For my latest tests i decided to go back to previous versions to see if there was some point where it worked as expected. As 4.2 seemed to have several changes on the subject i started in 4.1 with a complete clean install, then making copy of volumes and trying 4.2 and 4.3
For this test i created PDF files with 1, 100, 1000 and even 5000 pages each and uploaded several by api to get a good amount of pages since that was one of the main factors in my previous test.
Main conclusions from my tests:
1-Confirmed that 4.1 works correctly and problems start with 4.2
2-I also found that there are 2 problems that comes with 4.2 regarding many unwanted/needed tasks.
3-The main issue seems to not be with number of documents of the same type but with the amount of documents in the same cabinet.
How i got to those conclusions.
-I first uploaded a lot of documents with large amount of pages up to having around 150k pages from documents of the same type. I targeted this amount as is big enough to see the problems and not that big that each test would require me to wait too much between each one.
-With 4.1 i could not found a way to accumulate many tasks on the search queue.
-After 4.2 upgrade i did found an increase, but it was not what i experienced on my other setups. Here i found the extra problem i mentioned in point ‘2’, and the only reason i found it is because i was uploading documents with artificial large amount of pages. For some reason a document of 1k pages generates around 40k task, mostly of ‘documentfilepage’. Tested that increasing the number of pages increases tasks proportionally. Considering 1k pages i would have expected 2k page related tasks (ocr+pdf2text), around 20 times more seems off.
-4.3 Was the same and i was about to try 4.4 again when i realized my test implementation was just too basic: I was only uploading documents and at most only using the included index.
-I created a cabinet and that is when real problems begin. Still being in 4.3 i moved 40 documents (around 45k pages total) to a cabinet and the queue went to almost 3 Million tasks.
-Looking at the task many at first were of different kind, then most became the regular offenders of file and version pages.
-Subsequent uploads would show that the amount of tasks would be around 2 times the total amount of pages on the cabinet, some as my past finds but now i see the scope was the cabinet and not the document type.
-After that, i went back to 4.1 and started testing with cabinets.

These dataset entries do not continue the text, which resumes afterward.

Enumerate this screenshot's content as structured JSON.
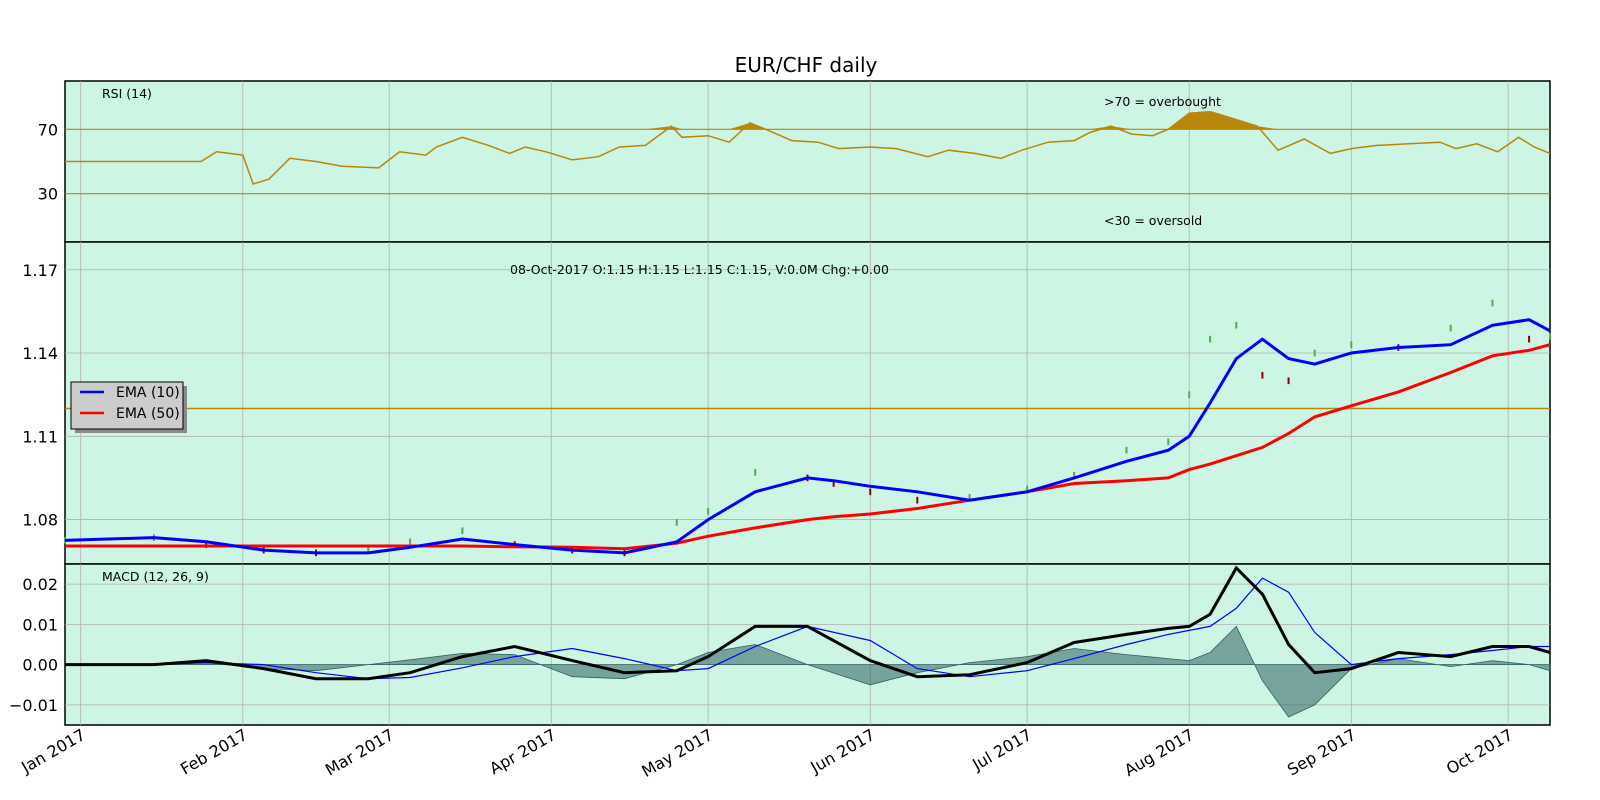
{
  "chart_data": {
    "type": "line",
    "title": "EUR/CHF daily",
    "months": [
      "Jan 2017",
      "Feb 2017",
      "Mar 2017",
      "Apr 2017",
      "May 2017",
      "Jun 2017",
      "Jul 2017",
      "Aug 2017",
      "Sep 2017",
      "Oct 2017"
    ],
    "x_range": [
      "2016-12-29",
      "2017-10-09"
    ],
    "grid": true,
    "colors": {
      "background": "#ccf5e4",
      "rsi": "#b8860b",
      "ema_fast": "#0000ff",
      "ema_slow": "#ff0000",
      "macd": "#000000",
      "signal": "#0000ff",
      "hist": "#2f6060",
      "level": "#b8860b"
    },
    "rsi": {
      "label": "RSI (14)",
      "ylim": [
        0,
        100
      ],
      "yticks": [
        30,
        70
      ],
      "overbought_label": ">70 = overbought",
      "oversold_label": "<30 = oversold",
      "dates": [
        "2016-12-29",
        "2017-01-06",
        "2017-01-13",
        "2017-01-20",
        "2017-01-24",
        "2017-01-27",
        "2017-02-01",
        "2017-02-03",
        "2017-02-06",
        "2017-02-10",
        "2017-02-15",
        "2017-02-20",
        "2017-02-27",
        "2017-03-03",
        "2017-03-08",
        "2017-03-10",
        "2017-03-15",
        "2017-03-20",
        "2017-03-24",
        "2017-03-27",
        "2017-03-31",
        "2017-04-05",
        "2017-04-10",
        "2017-04-14",
        "2017-04-19",
        "2017-04-24",
        "2017-04-26",
        "2017-05-01",
        "2017-05-05",
        "2017-05-09",
        "2017-05-12",
        "2017-05-17",
        "2017-05-22",
        "2017-05-26",
        "2017-06-01",
        "2017-06-06",
        "2017-06-12",
        "2017-06-16",
        "2017-06-21",
        "2017-06-26",
        "2017-06-30",
        "2017-07-05",
        "2017-07-10",
        "2017-07-13",
        "2017-07-17",
        "2017-07-21",
        "2017-07-25",
        "2017-07-28",
        "2017-08-01",
        "2017-08-05",
        "2017-08-08",
        "2017-08-14",
        "2017-08-18",
        "2017-08-23",
        "2017-08-28",
        "2017-09-01",
        "2017-09-06",
        "2017-09-12",
        "2017-09-18",
        "2017-09-21",
        "2017-09-25",
        "2017-09-29",
        "2017-10-03",
        "2017-10-06",
        "2017-10-09"
      ],
      "values": [
        50,
        50,
        50,
        50,
        50,
        56,
        54,
        36,
        39,
        52,
        50,
        47,
        46,
        56,
        54,
        59,
        65,
        60,
        55,
        59,
        56,
        51,
        53,
        59,
        60,
        72,
        65,
        66,
        62,
        74,
        70,
        63,
        62,
        58,
        59,
        58,
        53,
        57,
        55,
        52,
        57,
        62,
        63,
        68,
        72,
        67,
        66,
        70,
        80,
        81,
        78,
        72,
        57,
        64,
        55,
        58,
        60,
        61,
        62,
        58,
        61,
        56,
        65,
        59,
        55
      ]
    },
    "price": {
      "info": "08-Oct-2017 O:1.15 H:1.15 L:1.15 C:1.15, V:0.0M Chg:+0.00",
      "ylim": [
        1.064,
        1.18
      ],
      "yticks": [
        "1.08",
        "1.11",
        "1.14",
        "1.17"
      ],
      "ytick_values": [
        1.08,
        1.11,
        1.14,
        1.17
      ],
      "hline": 1.12,
      "legend": [
        "EMA (10)",
        "EMA (50)"
      ],
      "dates": [
        "2016-12-29",
        "2017-01-15",
        "2017-01-25",
        "2017-02-05",
        "2017-02-15",
        "2017-02-25",
        "2017-03-05",
        "2017-03-15",
        "2017-03-25",
        "2017-04-05",
        "2017-04-15",
        "2017-04-25",
        "2017-05-01",
        "2017-05-10",
        "2017-05-20",
        "2017-05-25",
        "2017-06-01",
        "2017-06-10",
        "2017-06-20",
        "2017-07-01",
        "2017-07-10",
        "2017-07-20",
        "2017-07-28",
        "2017-08-01",
        "2017-08-05",
        "2017-08-10",
        "2017-08-15",
        "2017-08-20",
        "2017-08-25",
        "2017-09-01",
        "2017-09-10",
        "2017-09-20",
        "2017-09-28",
        "2017-10-05",
        "2017-10-09"
      ],
      "ema_fast": [
        1.0725,
        1.0735,
        1.072,
        1.069,
        1.068,
        1.068,
        1.07,
        1.073,
        1.071,
        1.069,
        1.068,
        1.072,
        1.08,
        1.09,
        1.095,
        1.094,
        1.092,
        1.09,
        1.087,
        1.09,
        1.095,
        1.101,
        1.105,
        1.11,
        1.122,
        1.138,
        1.145,
        1.138,
        1.136,
        1.14,
        1.142,
        1.143,
        1.15,
        1.152,
        1.148
      ],
      "ema_slow": [
        1.0705,
        1.0705,
        1.0705,
        1.0705,
        1.0705,
        1.0705,
        1.0705,
        1.0705,
        1.0702,
        1.07,
        1.0695,
        1.0715,
        1.074,
        1.077,
        1.08,
        1.081,
        1.082,
        1.084,
        1.087,
        1.09,
        1.093,
        1.094,
        1.095,
        1.098,
        1.1,
        1.103,
        1.106,
        1.111,
        1.117,
        1.121,
        1.126,
        1.133,
        1.139,
        1.141,
        1.143
      ],
      "closes": [
        1.0725,
        1.0735,
        1.071,
        1.069,
        1.068,
        1.069,
        1.072,
        1.076,
        1.071,
        1.069,
        1.068,
        1.079,
        1.083,
        1.097,
        1.095,
        1.093,
        1.09,
        1.087,
        1.088,
        1.091,
        1.096,
        1.105,
        1.108,
        1.125,
        1.145,
        1.15,
        1.132,
        1.13,
        1.14,
        1.143,
        1.142,
        1.149,
        1.158,
        1.145,
        1.146
      ]
    },
    "macd": {
      "label": "MACD (12, 26, 9)",
      "ylim": [
        -0.015,
        0.025
      ],
      "yticks": [
        "−0.01",
        "0.00",
        "0.01",
        "0.02"
      ],
      "ytick_values": [
        -0.01,
        0.0,
        0.01,
        0.02
      ],
      "dates": [
        "2016-12-29",
        "2017-01-15",
        "2017-01-25",
        "2017-02-05",
        "2017-02-15",
        "2017-02-25",
        "2017-03-05",
        "2017-03-15",
        "2017-03-25",
        "2017-04-05",
        "2017-04-15",
        "2017-04-25",
        "2017-05-01",
        "2017-05-10",
        "2017-05-20",
        "2017-06-01",
        "2017-06-10",
        "2017-06-20",
        "2017-07-01",
        "2017-07-10",
        "2017-07-20",
        "2017-07-28",
        "2017-08-01",
        "2017-08-05",
        "2017-08-10",
        "2017-08-15",
        "2017-08-20",
        "2017-08-25",
        "2017-09-01",
        "2017-09-10",
        "2017-09-20",
        "2017-09-28",
        "2017-10-05",
        "2017-10-09"
      ],
      "macd": [
        0.0,
        0.0,
        0.001,
        -0.001,
        -0.0035,
        -0.0035,
        -0.002,
        0.002,
        0.0045,
        0.001,
        -0.002,
        -0.0015,
        0.002,
        0.0095,
        0.0095,
        0.001,
        -0.003,
        -0.0025,
        0.0005,
        0.0055,
        0.0075,
        0.009,
        0.0095,
        0.0125,
        0.024,
        0.0175,
        0.005,
        -0.002,
        -0.001,
        0.003,
        0.002,
        0.0045,
        0.0045,
        0.003
      ],
      "signal": [
        0.0,
        0.0,
        0.0005,
        0.0,
        -0.002,
        -0.0035,
        -0.0032,
        -0.0008,
        0.002,
        0.004,
        0.0015,
        -0.0015,
        -0.001,
        0.0045,
        0.0095,
        0.006,
        -0.001,
        -0.003,
        -0.0015,
        0.0015,
        0.005,
        0.0075,
        0.0085,
        0.0095,
        0.014,
        0.0215,
        0.018,
        0.008,
        0.0,
        0.0015,
        0.0025,
        0.0035,
        0.0045,
        0.0045
      ],
      "hist": [
        0.0,
        0.0,
        0.0005,
        -0.001,
        -0.0015,
        0.0,
        0.0012,
        0.0028,
        0.0025,
        -0.003,
        -0.0035,
        0.0,
        0.003,
        0.005,
        0.0,
        -0.005,
        -0.002,
        0.0005,
        0.002,
        0.004,
        0.0025,
        0.0015,
        0.001,
        0.003,
        0.0095,
        -0.004,
        -0.013,
        -0.01,
        -0.001,
        0.0015,
        -0.0005,
        0.001,
        0.0,
        -0.0015
      ]
    }
  }
}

-Here are a couple graph from rabbitmq web console that illustrate the problems.
4.1, manually adding four 5k documents to the same cabinet, one after the other once queue was cleared.
Notice how it is almost like clockwork besides increasing the total amount of pages in the cabinet.

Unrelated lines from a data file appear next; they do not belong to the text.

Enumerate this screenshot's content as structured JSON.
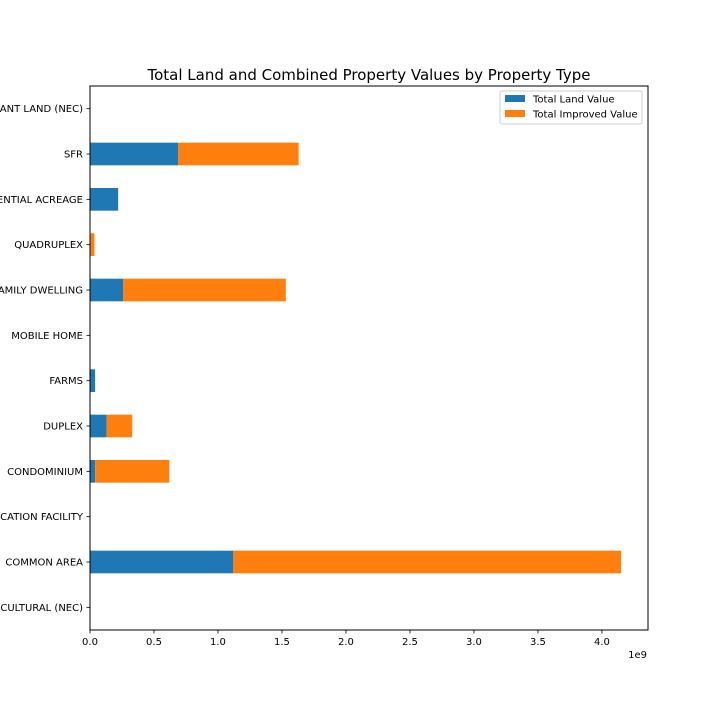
{
  "chart_data": {
    "type": "bar",
    "orientation": "horizontal",
    "stacked": true,
    "title": "Total Land and Combined Property Values by Property Type",
    "xlabel": "",
    "ylabel": "",
    "x_offset_label": "1e9",
    "x_scale_factor": 1000000000.0,
    "xlim": [
      0,
      4360000000.0
    ],
    "x_ticks": [
      0,
      500000000.0,
      1000000000.0,
      1500000000.0,
      2000000000.0,
      2500000000.0,
      3000000000.0,
      3500000000.0,
      4000000000.0
    ],
    "x_tick_labels": [
      "0.0",
      "0.5",
      "1.0",
      "1.5",
      "2.0",
      "2.5",
      "3.0",
      "3.5",
      "4.0"
    ],
    "grid": false,
    "legend_position": "top-right",
    "categories": [
      "VACANT LAND (NEC)",
      "SFR",
      "RESIDENTIAL ACREAGE",
      "QUADRUPLEX",
      "MULTI-FAMILY DWELLING",
      "MOBILE HOME",
      "FARMS",
      "DUPLEX",
      "CONDOMINIUM",
      "COMMUNICATION FACILITY",
      "COMMON AREA",
      "AGRICULTURAL (NEC)"
    ],
    "series": [
      {
        "name": "Total Land Value",
        "color": "#1f77b4",
        "values": [
          0,
          690000000.0,
          220000000.0,
          5000000.0,
          260000000.0,
          0,
          40000000.0,
          130000000.0,
          40000000.0,
          0,
          1120000000.0,
          0
        ]
      },
      {
        "name": "Total Improved Value",
        "color": "#ff7f0e",
        "values": [
          0,
          940000000.0,
          0,
          30000000.0,
          1270000000.0,
          0,
          0,
          200000000.0,
          580000000.0,
          0,
          3030000000.0,
          0
        ]
      }
    ]
  }
}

Now, a similar test with 4.2 Here i used 1k documents because 5k took just too much time to clear:
Here both problems i found can be observed.
First is that besides uploading only 1/5 the amount of pages each time, a lot more tasks are generated (circles on the peaks)
The second, is that one can see each upload (only 3 per 10 min timeframe) generates two spikes. The one with the circle and the ‘small’ one that you can see how it goes bigger on each subsequent upload.
That last one is the real problem i have been dealing with all this time. Those example images are starting with clean cabinet, buts once it starts populating it becomes a massive problem: disks full, memory swap/dumps, constant need to purge queue by cron. All because of tasks that should not be there in the first place: Adding a document to a cabinet does not change anything from Text extraction or OCR from other documents.
So, i think i have narrowed this thing a lot. Sadly, 4.2 introduced massive amount of changes, and tracking down in code were it went wrong is too complex task for me. I may understand coding to a degree, but i’m SysAdmin not a Developer.
I’m open to help if more tests are required.